First published in 1947, the book has sold more than 25 million copies and has been translated into more than 50 languages. In 1959 her story was turned into a three-time Oscar winning film.
Anne's account of the war years is now the subject of a Japanese animation film as well as several plays and her diary is required reading in schools around the world. The hiding place of the Frank family, the present-day Anne Frank Huis in Amsterdam, is also the most-visited Holocaust museum worldwide. Last year the museum registered a new visitor record with over 900,000 people.
To coincide with Anne's 75th birthday on June 12, the Anne Frank Center in Germany has released hitherto unpublished photographs from the Frank family album shot by Anne's father Otto Frank.
Putting a face on the death of millions
Anne Frank's diary offers readers a glimpse into the mind and emotions of a young girl, shortly before she was packed off to a concentration camp.
Between 1942 and 1944, Anne confided her personal thoughts and problems to the orange-and-grey checked book, which she received as a gift on her 13th birthday. The diary is a document of the desperate attempts at survival by a Jewish family during Nazi persecution.
"It's an individual fate that gave this horrible number of murdered people a face. That has made Anne Frank a symbol," says Thomas Heppener from the Anne Frank Museum in Amsterdam.
In 1933 after Hitler came to power, the Franks fled to Amsterdam where Otto Frank set up a company, which sold pectin used to make jelly and jams. The family led a normal life until the tranquility ended abruptly in 1940 when Germany occupied the Netherlands and began implementing anti-Jewish measures.
The family hid themselves in a couple of empty back rooms in Otto Frank's office building. While work continued as usual in the front room and storehouses, the Franks lived quietly in the back together with another family. A staircase connected the two buildings, the opening to which was camouflaged with a hinged bookcase which served as a door. The families depended on several of OttoFrank's loyal employees to bring them food and keep their secret.
Anne and Kitty
It was during this time that the diary became Anne's best friend. She named it Kitty. Anne penned her thoughts and wishes in the diary and described the tensions and quarrels that erupted from a covert life in cramped quarters.
She also detailed nights filled with fear as bombs rained down on Amsterdam or when strangers came to the office during the day and the Franks had to stay absolutely still for hours in their hide-out.
In August 1944 however the Franks were betrayed. It still remains unclear by whom. What is known is that the SS, the elite Nazi paramilitary corps stormed the hide-out and brought the Franks to a labor camp in the Netherlands.

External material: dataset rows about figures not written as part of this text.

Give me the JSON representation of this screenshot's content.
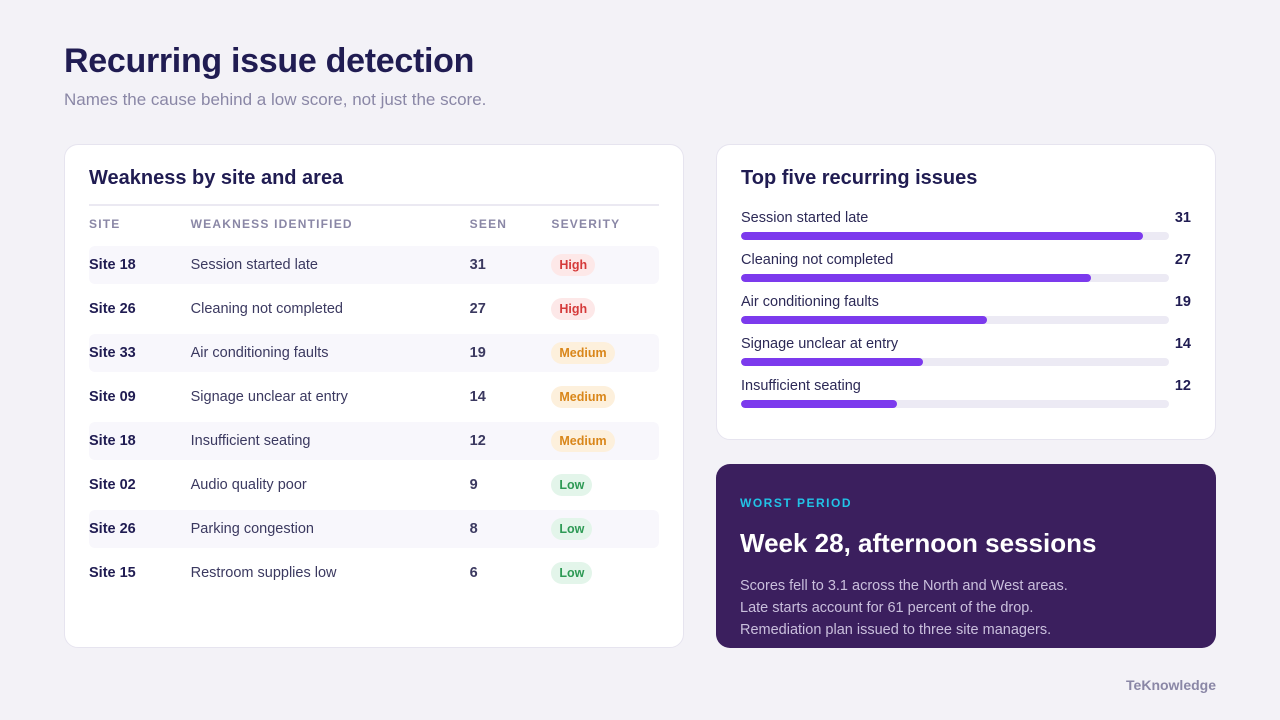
{
  "header": {
    "title": "Recurring issue detection",
    "subtitle": "Names the cause behind a low score, not just the score."
  },
  "weakness_table": {
    "title": "Weakness by site and area",
    "columns": [
      "SITE",
      "WEAKNESS IDENTIFIED",
      "SEEN",
      "SEVERITY"
    ],
    "rows": [
      {
        "site": "Site 18",
        "weakness": "Session started late",
        "seen": "31",
        "severity": "High"
      },
      {
        "site": "Site 26",
        "weakness": "Cleaning not completed",
        "seen": "27",
        "severity": "High"
      },
      {
        "site": "Site 33",
        "weakness": "Air conditioning faults",
        "seen": "19",
        "severity": "Medium"
      },
      {
        "site": "Site 09",
        "weakness": "Signage unclear at entry",
        "seen": "14",
        "severity": "Medium"
      },
      {
        "site": "Site 18",
        "weakness": "Insufficient seating",
        "seen": "12",
        "severity": "Medium"
      },
      {
        "site": "Site 02",
        "weakness": "Audio quality poor",
        "seen": "9",
        "severity": "Low"
      },
      {
        "site": "Site 26",
        "weakness": "Parking congestion",
        "seen": "8",
        "severity": "Low"
      },
      {
        "site": "Site 15",
        "weakness": "Restroom supplies low",
        "seen": "6",
        "severity": "Low"
      }
    ]
  },
  "top_issues": {
    "title": "Top five recurring issues",
    "scale_max": 33,
    "bar_color": "#7c3aed",
    "items": [
      {
        "label": "Session started late",
        "count": 31
      },
      {
        "label": "Cleaning not completed",
        "count": 27
      },
      {
        "label": "Air conditioning faults",
        "count": 19
      },
      {
        "label": "Signage unclear at entry",
        "count": 14
      },
      {
        "label": "Insufficient seating",
        "count": 12
      }
    ]
  },
  "worst_period": {
    "eyebrow": "WORST PERIOD",
    "title": "Week 28, afternoon sessions",
    "lines": [
      "Scores fell to 3.1 across the North and West areas.",
      "Late starts account for 61 percent of the drop.",
      "Remediation plan issued to three site managers."
    ]
  },
  "brand": "TeKnowledge"
}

Some time later they were transported in cattle cars to Auschwitz and later to Bergen-Belsen, Germany.
In March 1945, just weeks before liberation, Anne and her sister died of typhoid. From the eight people who hid in the Frank annex in Amsterdam, only Anne's father survived the Holocaust.

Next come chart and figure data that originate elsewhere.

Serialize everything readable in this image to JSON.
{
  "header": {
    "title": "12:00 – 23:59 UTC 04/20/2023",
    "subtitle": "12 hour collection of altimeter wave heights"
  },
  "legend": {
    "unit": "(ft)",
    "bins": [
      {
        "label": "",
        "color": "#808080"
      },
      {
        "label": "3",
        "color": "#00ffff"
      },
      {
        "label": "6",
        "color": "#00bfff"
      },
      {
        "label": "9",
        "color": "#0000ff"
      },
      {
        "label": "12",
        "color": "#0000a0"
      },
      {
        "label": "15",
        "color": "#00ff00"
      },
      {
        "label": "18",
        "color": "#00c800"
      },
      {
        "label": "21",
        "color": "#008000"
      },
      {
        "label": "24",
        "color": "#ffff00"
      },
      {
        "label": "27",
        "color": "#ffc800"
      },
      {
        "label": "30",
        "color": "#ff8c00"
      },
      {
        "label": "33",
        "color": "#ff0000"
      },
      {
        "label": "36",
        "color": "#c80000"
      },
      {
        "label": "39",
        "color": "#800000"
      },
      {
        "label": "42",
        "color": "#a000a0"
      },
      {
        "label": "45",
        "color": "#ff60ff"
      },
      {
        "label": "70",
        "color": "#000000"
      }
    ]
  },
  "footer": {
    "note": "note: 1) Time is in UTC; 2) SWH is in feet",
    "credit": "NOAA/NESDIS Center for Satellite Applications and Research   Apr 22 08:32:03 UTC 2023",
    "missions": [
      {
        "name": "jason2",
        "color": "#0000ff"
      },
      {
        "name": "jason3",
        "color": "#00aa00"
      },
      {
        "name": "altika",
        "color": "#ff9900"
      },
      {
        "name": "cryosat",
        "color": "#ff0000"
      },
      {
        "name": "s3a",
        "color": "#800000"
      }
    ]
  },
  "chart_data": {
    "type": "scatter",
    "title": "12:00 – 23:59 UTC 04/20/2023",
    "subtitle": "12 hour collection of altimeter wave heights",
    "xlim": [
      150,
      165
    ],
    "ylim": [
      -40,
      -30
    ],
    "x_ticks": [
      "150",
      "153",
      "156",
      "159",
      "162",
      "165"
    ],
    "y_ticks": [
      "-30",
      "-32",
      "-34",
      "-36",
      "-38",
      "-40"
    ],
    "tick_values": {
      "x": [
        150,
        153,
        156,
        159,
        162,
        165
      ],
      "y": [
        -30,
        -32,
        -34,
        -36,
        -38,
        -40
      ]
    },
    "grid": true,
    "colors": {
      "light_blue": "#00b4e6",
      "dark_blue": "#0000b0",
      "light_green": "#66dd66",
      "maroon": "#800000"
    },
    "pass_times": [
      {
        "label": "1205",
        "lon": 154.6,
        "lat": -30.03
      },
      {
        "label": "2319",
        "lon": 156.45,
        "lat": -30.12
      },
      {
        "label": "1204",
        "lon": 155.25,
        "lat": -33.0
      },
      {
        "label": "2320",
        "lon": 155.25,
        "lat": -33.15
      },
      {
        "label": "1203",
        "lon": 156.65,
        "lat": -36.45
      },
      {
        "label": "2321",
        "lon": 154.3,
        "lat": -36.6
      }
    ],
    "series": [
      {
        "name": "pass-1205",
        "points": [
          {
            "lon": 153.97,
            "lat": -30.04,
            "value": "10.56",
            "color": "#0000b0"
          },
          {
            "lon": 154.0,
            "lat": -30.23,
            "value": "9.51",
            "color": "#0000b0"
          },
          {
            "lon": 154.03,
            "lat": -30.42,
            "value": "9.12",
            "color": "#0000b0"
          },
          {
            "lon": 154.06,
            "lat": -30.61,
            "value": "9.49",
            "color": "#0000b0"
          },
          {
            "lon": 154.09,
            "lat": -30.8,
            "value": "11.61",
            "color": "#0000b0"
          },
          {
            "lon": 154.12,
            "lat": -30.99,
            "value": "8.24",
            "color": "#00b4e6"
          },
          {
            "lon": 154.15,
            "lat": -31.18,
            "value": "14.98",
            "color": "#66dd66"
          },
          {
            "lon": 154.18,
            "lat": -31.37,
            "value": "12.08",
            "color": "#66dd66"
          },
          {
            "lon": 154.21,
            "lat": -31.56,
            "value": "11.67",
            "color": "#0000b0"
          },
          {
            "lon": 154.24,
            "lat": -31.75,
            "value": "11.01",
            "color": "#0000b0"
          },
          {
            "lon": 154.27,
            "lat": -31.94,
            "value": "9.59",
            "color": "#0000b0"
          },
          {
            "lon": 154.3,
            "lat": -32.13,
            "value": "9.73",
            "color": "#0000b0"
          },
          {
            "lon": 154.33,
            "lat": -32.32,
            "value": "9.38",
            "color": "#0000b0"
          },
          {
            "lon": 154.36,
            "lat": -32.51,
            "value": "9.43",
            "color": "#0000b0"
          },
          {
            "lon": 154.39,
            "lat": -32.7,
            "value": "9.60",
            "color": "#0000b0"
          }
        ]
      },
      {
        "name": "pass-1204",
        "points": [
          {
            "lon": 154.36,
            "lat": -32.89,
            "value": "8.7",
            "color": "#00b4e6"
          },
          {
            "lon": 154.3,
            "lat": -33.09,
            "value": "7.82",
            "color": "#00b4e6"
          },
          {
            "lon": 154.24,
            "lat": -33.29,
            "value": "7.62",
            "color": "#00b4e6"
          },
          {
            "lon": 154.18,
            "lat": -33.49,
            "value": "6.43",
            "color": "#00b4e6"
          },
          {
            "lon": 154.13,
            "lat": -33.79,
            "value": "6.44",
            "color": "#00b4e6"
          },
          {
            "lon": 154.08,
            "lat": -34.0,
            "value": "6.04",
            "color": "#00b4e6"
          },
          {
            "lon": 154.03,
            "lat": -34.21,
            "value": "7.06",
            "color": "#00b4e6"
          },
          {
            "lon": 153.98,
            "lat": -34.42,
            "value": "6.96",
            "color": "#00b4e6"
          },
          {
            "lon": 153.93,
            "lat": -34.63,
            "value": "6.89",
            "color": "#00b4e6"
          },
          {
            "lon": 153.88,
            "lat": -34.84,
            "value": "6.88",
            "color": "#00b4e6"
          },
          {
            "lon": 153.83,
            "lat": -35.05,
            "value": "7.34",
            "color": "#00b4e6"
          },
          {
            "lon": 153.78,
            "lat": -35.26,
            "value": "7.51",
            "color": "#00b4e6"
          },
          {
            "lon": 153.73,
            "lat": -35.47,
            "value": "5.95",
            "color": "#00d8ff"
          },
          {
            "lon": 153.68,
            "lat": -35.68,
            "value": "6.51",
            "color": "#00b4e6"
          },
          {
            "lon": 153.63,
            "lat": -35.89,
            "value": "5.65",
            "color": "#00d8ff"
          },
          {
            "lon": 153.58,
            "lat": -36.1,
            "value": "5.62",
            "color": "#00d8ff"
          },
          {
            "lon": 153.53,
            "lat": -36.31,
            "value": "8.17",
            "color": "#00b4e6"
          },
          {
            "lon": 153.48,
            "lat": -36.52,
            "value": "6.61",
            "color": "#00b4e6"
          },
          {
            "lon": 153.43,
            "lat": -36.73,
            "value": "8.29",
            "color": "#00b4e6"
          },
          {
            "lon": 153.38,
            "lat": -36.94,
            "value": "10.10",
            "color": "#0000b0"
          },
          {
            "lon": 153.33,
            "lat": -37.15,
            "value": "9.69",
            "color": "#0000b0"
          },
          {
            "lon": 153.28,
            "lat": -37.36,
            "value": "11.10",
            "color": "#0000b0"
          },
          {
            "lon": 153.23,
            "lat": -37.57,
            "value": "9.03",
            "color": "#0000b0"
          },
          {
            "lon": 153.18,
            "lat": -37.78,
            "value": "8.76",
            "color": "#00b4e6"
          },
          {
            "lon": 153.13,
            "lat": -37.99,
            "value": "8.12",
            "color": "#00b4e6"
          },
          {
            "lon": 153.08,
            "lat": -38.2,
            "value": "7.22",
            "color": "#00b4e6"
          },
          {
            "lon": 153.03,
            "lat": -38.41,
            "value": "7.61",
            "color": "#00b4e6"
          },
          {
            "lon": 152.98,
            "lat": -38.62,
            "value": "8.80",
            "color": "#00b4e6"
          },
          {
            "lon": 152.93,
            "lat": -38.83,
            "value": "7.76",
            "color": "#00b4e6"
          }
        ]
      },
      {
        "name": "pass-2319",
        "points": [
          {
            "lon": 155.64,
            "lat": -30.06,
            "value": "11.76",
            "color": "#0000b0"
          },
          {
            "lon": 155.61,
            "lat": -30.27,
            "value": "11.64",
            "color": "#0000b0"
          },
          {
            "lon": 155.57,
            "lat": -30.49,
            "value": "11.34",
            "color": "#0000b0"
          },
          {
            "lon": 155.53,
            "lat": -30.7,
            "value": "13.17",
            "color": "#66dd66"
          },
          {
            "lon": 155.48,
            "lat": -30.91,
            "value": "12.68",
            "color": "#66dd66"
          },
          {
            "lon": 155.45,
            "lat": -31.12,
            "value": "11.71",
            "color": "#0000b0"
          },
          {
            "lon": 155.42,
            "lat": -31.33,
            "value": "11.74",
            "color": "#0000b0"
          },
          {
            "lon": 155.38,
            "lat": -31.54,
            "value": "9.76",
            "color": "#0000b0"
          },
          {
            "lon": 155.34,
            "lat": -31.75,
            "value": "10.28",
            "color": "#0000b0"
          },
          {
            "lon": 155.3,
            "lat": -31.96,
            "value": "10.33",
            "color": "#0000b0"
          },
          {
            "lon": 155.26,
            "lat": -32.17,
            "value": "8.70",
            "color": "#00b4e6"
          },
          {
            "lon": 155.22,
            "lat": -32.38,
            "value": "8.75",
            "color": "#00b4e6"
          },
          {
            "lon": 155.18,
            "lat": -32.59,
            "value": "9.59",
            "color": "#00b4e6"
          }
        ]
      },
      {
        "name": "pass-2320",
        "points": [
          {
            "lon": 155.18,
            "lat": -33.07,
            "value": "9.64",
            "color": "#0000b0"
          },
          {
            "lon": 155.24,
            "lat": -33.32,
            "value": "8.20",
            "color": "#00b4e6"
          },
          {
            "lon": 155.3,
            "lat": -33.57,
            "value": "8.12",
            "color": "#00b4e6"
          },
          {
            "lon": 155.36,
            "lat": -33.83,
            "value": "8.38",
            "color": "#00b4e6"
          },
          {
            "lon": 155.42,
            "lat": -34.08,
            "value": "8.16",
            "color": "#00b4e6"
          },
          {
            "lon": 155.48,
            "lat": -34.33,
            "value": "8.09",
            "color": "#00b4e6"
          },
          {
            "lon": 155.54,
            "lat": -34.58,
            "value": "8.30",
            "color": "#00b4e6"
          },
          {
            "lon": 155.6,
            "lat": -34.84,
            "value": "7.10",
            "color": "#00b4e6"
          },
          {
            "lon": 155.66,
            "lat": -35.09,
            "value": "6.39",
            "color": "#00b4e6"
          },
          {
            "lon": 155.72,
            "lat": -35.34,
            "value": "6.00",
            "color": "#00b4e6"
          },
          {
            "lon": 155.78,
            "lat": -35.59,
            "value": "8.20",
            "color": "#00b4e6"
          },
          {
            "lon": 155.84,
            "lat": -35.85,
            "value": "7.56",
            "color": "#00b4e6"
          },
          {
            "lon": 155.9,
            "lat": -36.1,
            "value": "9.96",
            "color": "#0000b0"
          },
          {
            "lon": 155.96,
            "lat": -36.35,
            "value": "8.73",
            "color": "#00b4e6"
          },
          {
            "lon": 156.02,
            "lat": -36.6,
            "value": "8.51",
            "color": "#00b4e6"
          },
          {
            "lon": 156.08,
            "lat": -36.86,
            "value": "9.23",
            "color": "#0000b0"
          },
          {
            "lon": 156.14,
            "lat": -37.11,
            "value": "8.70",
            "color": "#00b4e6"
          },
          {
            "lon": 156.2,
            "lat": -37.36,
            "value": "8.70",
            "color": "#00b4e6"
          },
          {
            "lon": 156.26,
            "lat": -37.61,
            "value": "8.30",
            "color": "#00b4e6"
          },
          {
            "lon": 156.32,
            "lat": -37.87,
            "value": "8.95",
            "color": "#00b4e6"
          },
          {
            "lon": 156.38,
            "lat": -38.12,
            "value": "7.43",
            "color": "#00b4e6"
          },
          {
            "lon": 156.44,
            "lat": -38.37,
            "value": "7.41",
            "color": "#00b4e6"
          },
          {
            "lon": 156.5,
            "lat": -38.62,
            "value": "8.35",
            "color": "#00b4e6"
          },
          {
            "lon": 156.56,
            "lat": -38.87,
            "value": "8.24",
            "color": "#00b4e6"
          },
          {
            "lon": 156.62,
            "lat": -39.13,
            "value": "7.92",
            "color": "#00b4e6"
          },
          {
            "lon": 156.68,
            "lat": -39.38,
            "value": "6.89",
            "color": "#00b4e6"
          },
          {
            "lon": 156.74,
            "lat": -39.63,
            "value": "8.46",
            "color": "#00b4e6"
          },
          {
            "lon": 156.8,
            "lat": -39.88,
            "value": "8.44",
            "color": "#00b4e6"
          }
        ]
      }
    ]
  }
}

Controversy over diary's authenticity
Though Otto Frank's publication of Anne's diary in 1947 sparked much interest, it wasn't long before skeptics raised their doubts over the authenticity of the document.
It took a few years before an authentic version was published.
"Before then passages that were anti-German had been cut out," said Nicolas Berg from the Leipzig-based Simon Dunow Institute for German-Jewish history. According to Berg, the passages were considered too provocative for post-war German readers.
Finally in 1981, the Dutch state issued an authentication certificate that laid all doubts to rest.
Comprehending the Holocaust
More than 50 years later, Anne Frank's diary hasn't lost its significance. Heppener said the diary "is also a document of a young girl's adolescent problems." Anne, who describes her discomfort over her maturing body and uncertainty about her first love, gives voice to emotions shared around the world. "Especially young women can identify strongly with her story because it throws up questions that are relevant even for teenagers today."
Heppener believes that the identification with Anne Frank helps young people gain an introduction to the Holocaust. A young girl who dies in the face of the Nazi death machine allows many to grasp the ghastly reality of the Holocaust, he says.